Go 1 release

The news, if you hadn’t heard. :)  It’s a big thing with me because I’ve put so much time into using it—well, mostly playing with it.  I do write and maintain some Go programs for work, but most of my time with Go has been spent contributing solutions to Rosetta Code.  I’ve contributed hundreds of Go solutions over the last year or so, and Go has been in the top 10 languages there for some time now.  Recently I’ve tried to review all of the solutions to update them to Go 1, and I’m happy to announce that they (almost) all work with Go 1 now.

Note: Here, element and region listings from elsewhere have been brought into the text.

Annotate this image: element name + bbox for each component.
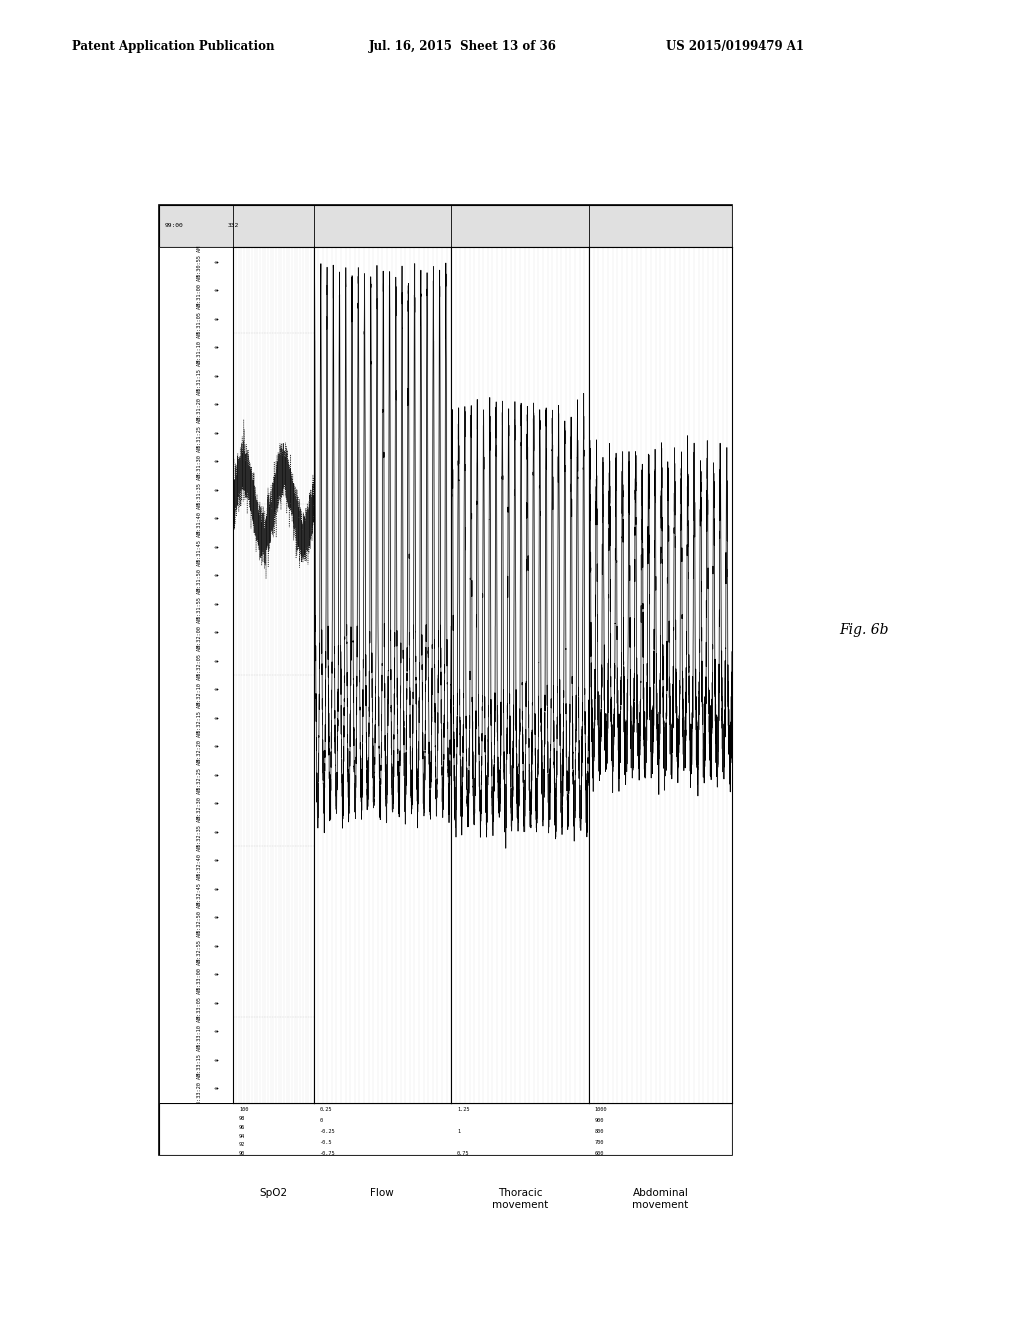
Text: -0.75: -0.75 xyxy=(319,1151,335,1156)
Text: 3:31:05 AM: 3:31:05 AM xyxy=(198,304,202,334)
Text: 96: 96 xyxy=(239,1125,246,1130)
Text: 3:32:35 AM: 3:32:35 AM xyxy=(198,816,202,847)
Text: 3:31:50 AM: 3:31:50 AM xyxy=(198,560,202,591)
Text: Flow: Flow xyxy=(371,1188,394,1199)
Text: 3:30:55 AM: 3:30:55 AM xyxy=(198,246,202,277)
Text: 3:31:15 AM: 3:31:15 AM xyxy=(198,360,202,391)
Text: 0.75: 0.75 xyxy=(457,1151,469,1156)
Text: 3:33:00 AM: 3:33:00 AM xyxy=(198,958,202,990)
Text: 3:32:05 AM: 3:32:05 AM xyxy=(198,645,202,676)
Text: 3:32:45 AM: 3:32:45 AM xyxy=(198,874,202,904)
Text: 700: 700 xyxy=(595,1140,604,1146)
Text: 98: 98 xyxy=(239,1115,246,1121)
Text: -0.25: -0.25 xyxy=(319,1129,335,1134)
Text: 94: 94 xyxy=(239,1134,246,1139)
Text: 800: 800 xyxy=(595,1129,604,1134)
Text: Patent Application Publication: Patent Application Publication xyxy=(72,40,274,53)
Text: 100: 100 xyxy=(239,1107,249,1111)
Text: 1: 1 xyxy=(457,1129,460,1134)
Text: 3:31:55 AM: 3:31:55 AM xyxy=(198,589,202,619)
Text: 1.25: 1.25 xyxy=(457,1107,469,1111)
Text: 0: 0 xyxy=(319,1118,323,1123)
Text: 3:33:20 AM: 3:33:20 AM xyxy=(198,1073,202,1104)
Text: 3:32:30 AM: 3:32:30 AM xyxy=(198,788,202,818)
Text: 3:32:00 AM: 3:32:00 AM xyxy=(198,616,202,648)
Text: 3:31:45 AM: 3:31:45 AM xyxy=(198,531,202,562)
Text: 600: 600 xyxy=(595,1151,604,1156)
Text: 332: 332 xyxy=(227,223,239,228)
Text: 900: 900 xyxy=(595,1118,604,1123)
Text: 3:31:35 AM: 3:31:35 AM xyxy=(198,474,202,506)
Text: 3:31:40 AM: 3:31:40 AM xyxy=(198,503,202,533)
Text: SpO2: SpO2 xyxy=(259,1188,288,1199)
Text: Thoracic
movement: Thoracic movement xyxy=(492,1188,548,1209)
Text: 3:31:20 AM: 3:31:20 AM xyxy=(198,388,202,420)
Text: US 2015/0199479 A1: US 2015/0199479 A1 xyxy=(666,40,804,53)
Text: 3:32:40 AM: 3:32:40 AM xyxy=(198,845,202,876)
Text: Fig. 6b: Fig. 6b xyxy=(840,623,889,636)
Text: 3:32:55 AM: 3:32:55 AM xyxy=(198,931,202,961)
Text: 3:31:25 AM: 3:31:25 AM xyxy=(198,417,202,449)
Text: 0.25: 0.25 xyxy=(319,1107,332,1111)
Text: 90: 90 xyxy=(239,1151,246,1156)
Text: 3:32:10 AM: 3:32:10 AM xyxy=(198,673,202,705)
Text: Jul. 16, 2015  Sheet 13 of 36: Jul. 16, 2015 Sheet 13 of 36 xyxy=(369,40,556,53)
Text: 3:31:10 AM: 3:31:10 AM xyxy=(198,331,202,363)
Text: 99:00: 99:00 xyxy=(165,223,183,228)
Text: -0.5: -0.5 xyxy=(319,1140,332,1146)
Text: Abdominal
movement: Abdominal movement xyxy=(633,1188,688,1209)
Text: 3:32:15 AM: 3:32:15 AM xyxy=(198,702,202,734)
Text: 3:31:30 AM: 3:31:30 AM xyxy=(198,446,202,477)
Text: 3:32:25 AM: 3:32:25 AM xyxy=(198,759,202,791)
Text: 3:32:20 AM: 3:32:20 AM xyxy=(198,731,202,762)
Text: 3:32:50 AM: 3:32:50 AM xyxy=(198,902,202,933)
Text: 3:31:00 AM: 3:31:00 AM xyxy=(198,275,202,306)
Text: 92: 92 xyxy=(239,1142,246,1147)
Text: 3:33:05 AM: 3:33:05 AM xyxy=(198,987,202,1019)
Text: 3:33:15 AM: 3:33:15 AM xyxy=(198,1044,202,1076)
Text: 1000: 1000 xyxy=(595,1107,607,1111)
Text: 3:33:10 AM: 3:33:10 AM xyxy=(198,1016,202,1047)
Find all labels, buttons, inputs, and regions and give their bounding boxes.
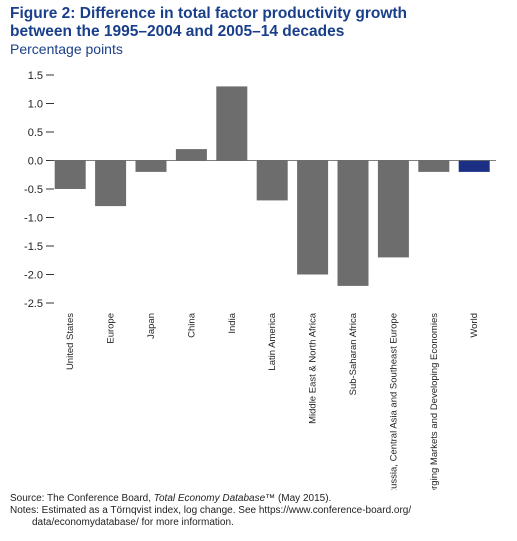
x-category-label: Latin America xyxy=(267,312,278,370)
x-category-label: Japan xyxy=(146,313,157,339)
notes-line-2: data/economydatabase/ for more informati… xyxy=(32,517,234,528)
y-tick-label: -2.5 xyxy=(24,298,43,310)
y-tick-label: 1.0 xyxy=(28,99,43,111)
bar-chart: 1.5 1.0 0.5 0.0 -0.5 -1.0 -1.5 -2.0 -2.5 United S… xyxy=(24,70,496,490)
chart-subtitle: Percentage points xyxy=(10,41,123,57)
y-tick-label: 0.0 xyxy=(28,156,43,168)
y-tick-label: -1.0 xyxy=(24,213,43,225)
x-category-label: Russia, Central Asia and Southeast Europ… xyxy=(388,313,399,490)
source-database: Total Economy Database xyxy=(153,493,266,504)
y-tick-label: 0.5 xyxy=(28,127,43,139)
bar xyxy=(458,160,490,172)
bar xyxy=(418,160,450,172)
chart-notes: Source: The Conference Board, Total Econ… xyxy=(10,493,515,529)
source-prefix: Source: The Conference Board, xyxy=(10,493,154,504)
x-category-label: World xyxy=(469,313,480,338)
chart-title-block: Figure 2: Difference in total factor pro… xyxy=(10,5,510,58)
x-category-label: Middle East & North Africa xyxy=(308,312,319,424)
x-category-label: India xyxy=(227,312,238,333)
y-tick-label: -0.5 xyxy=(24,184,43,196)
bar xyxy=(54,160,86,189)
x-category-label: China xyxy=(186,312,197,338)
notes-line-1: Notes: Estimated as a Törnqvist index, l… xyxy=(10,505,412,516)
bar xyxy=(297,160,329,275)
bar xyxy=(95,160,127,207)
source-line: Source: The Conference Board, Total Econ… xyxy=(10,493,515,505)
chart-title-line-2: between the 1995–2004 and 2005–14 decade… xyxy=(10,23,345,40)
bar xyxy=(337,160,369,286)
bar xyxy=(256,160,288,201)
bar xyxy=(175,149,207,161)
x-category-label: Emerging Markets and Developing Economie… xyxy=(429,313,440,490)
bar xyxy=(216,86,248,161)
y-tick-label: -1.5 xyxy=(24,241,43,253)
y-tick-label: 1.5 xyxy=(28,70,43,82)
bar xyxy=(377,160,409,258)
x-category-label: Sub-Saharan Africa xyxy=(348,312,359,395)
y-tick-label: -2.0 xyxy=(24,270,43,282)
bar xyxy=(135,160,167,172)
source-suffix: ™ (May 2015). xyxy=(265,493,332,504)
x-category-label: Europe xyxy=(106,313,117,344)
x-category-label: United States xyxy=(65,313,76,370)
chart-title-line-1: Figure 2: Difference in total factor pro… xyxy=(10,5,408,22)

I wish I could announce that it represents a large body of idiomatic Go code, available as reference solutions common programming tasks, but I’m afraid it’s not.  Firstly, I’m not sure how idiomatic my code is.  I’ve worked mostly in isolation, and my code almost certainly displays my idiosyncrasies as much as it displays accepted idioms.  Secondly of course, is the nature of of the RC site, which is more a wonderland than reference library.

Still, I’d like to invite people to come and visit.  Browse the existing Go solutions and be amused or enlightened, hopefully both.  But then I’d really like to encourage people to make improvements as they can.  That’s the nature of a wiki, and as I said, since such a large fraction of the Go code is mine, there is certainly much room for the code to be improved.

Next there is the list of existing RC tasks with no Go solution yet.  Most of these are tasks that awkward for me because I don’t have a computer, and can’t freely do things like install software on the computers I do have access to.  If you have or can install up-to-date libraries and software on your computer, some of these tasks should be easy!  Please browse the list and contribute any solutions you can.  A few of them are simply tasks for which I don’t have the knowledge.  For example the HTTP task seemed simple enough, but I don’t know enough to do the HTTPS task.

Finally, if you really enjoy the site, consider contributing a new task that you feel really shows off some feature of Go.  I’ve added just a few, but probably still be designed are some great tasks illuminating interfaces, concurrency, and the varied capabilities of the Go standard package library.